Ma quei dubbi poi si sono dissolti. “No, non è sbagliato” è la risposta che si è data, “bisogna continuare a farlo proprio perché non succeda ancora”.
Anche Tatiana si dice contenta di aver ascoltato la presidente dell’Unione delle Comunità ebraiche italiane Noemi Di Segni, che di fronte alle domande che si è posta ha continuato a spronarla. “Sono contenta di averlo fatto, di essere stata anche ad Auschwitz recentemente e di ritornarci la settimana prossima di nuovo con altri ragazzi. É per le ragazze e i ragazzi che va fatto. “Perchè capiscano che certe cose, nonostante sia molto retorico, non si ripetano più”.
Questo filo che lega passato e presente, questa convinzione nella necessità della Memoria, che emergono dalle riflessioni di Andra e Tatiana sono le stesse che attraversano l’intero Meeting, non per caso nel 2024 intitolato “Memoria e conoscenza: semi di pace”.
Per tutta la mattina – tra i suoni interetnici dell’Orchestra multietnica di Arezzo e dell’Alexian Group, diretti da Enrico Fink e Alexian Santino Spinelli – si susseguono le molteplici sfaccettature dell’orrore nazifascista: lo sterminio degli ebrei, le persecuzioni e deportazioni di dissidenti politici, disabili, rom e sinti, persone Lgbtqia+, e dell’altra Resistenza, quella degli internati militari italiani. Un viaggio di storie e approfondimenti, realizzato insieme alla Fondazione Museo della Deportazione e della Resistenza, l’Istituto storico toscano della Resistenza e dell’Età Contemporanea, in collaborazione con Ufficio scolastico regionale e Fondazione Sistema Toscana, nell’ambito di GiovaniSì, il progetto regionale per l’autonomia dei giovani.
Intervengono le istituzioni, dal presidente Giani all’assessora Nardini, al presidente del consiglio regionale Antonio Mazzeo. Ogni passaggio è tenuto assieme da Luca Bravi, dell’Università di Firenze, e dalla sociolinguista Vera Gheno, che esplorano le connessioni tra parole e Memoria: razza, politica, Shoah, queer, abilismo, nomade, casa.

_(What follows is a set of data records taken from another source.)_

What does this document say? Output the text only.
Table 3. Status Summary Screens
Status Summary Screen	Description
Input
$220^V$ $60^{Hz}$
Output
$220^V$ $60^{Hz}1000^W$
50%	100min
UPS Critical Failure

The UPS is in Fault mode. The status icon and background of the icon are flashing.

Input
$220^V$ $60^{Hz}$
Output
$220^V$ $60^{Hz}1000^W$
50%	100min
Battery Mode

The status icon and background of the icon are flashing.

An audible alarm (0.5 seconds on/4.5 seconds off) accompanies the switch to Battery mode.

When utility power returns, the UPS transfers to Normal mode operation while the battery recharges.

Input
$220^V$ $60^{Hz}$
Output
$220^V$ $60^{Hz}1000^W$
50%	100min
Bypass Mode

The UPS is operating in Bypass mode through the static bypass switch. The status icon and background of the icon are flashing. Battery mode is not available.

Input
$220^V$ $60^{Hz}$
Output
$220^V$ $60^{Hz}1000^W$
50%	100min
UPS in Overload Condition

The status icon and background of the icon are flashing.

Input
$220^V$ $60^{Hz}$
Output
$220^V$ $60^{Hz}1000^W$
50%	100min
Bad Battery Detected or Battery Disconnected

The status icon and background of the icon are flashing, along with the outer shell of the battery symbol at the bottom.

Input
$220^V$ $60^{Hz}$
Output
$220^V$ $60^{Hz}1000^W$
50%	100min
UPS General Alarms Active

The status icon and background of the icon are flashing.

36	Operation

Ugo Caffaz, consulente per le politiche Memoria della Regione Toscana e inventore del Treno della Memoria ormai più di venti anni fa, rinsalda ancora di più il legame tra ieri e oggi. “Ricordare è necessario, ma evidentemente non è sufficiente – dice – se guardiamo a cosa succede nel mondo, se non ci ribelliamo e se restiamo indifferenti”. E ammonisce citando ancora una volta Primo Levi: “Auschwitz è dentro di noi, attorno a noi, noi come esseri umani”.
Poco prima padre Bernardo Gianni, abate di San Miniato a Monte e promotore della fiaccolata per la pace nell’ottobre scorso, aveva detto nel suo intervento: “è necessaria questa umiltà della memoria, che è un ri-cominciamento grazie al quale, come diceva Paul Ricoeur, ricordarsi è davvero ricominciare”. “Grazie perché il nostro stare insieme, sperimentare trasversalità di amicizia nel segno di un lucido discernimento antifascista della nostra storia, può dare a tutti noi un’occasione preziosa per incominciare qualcosa di nuovo e di diverso con un orizzonte ben preciso: pace, giustizia, libertà, reciprocità, e possibilmente, amicizia”.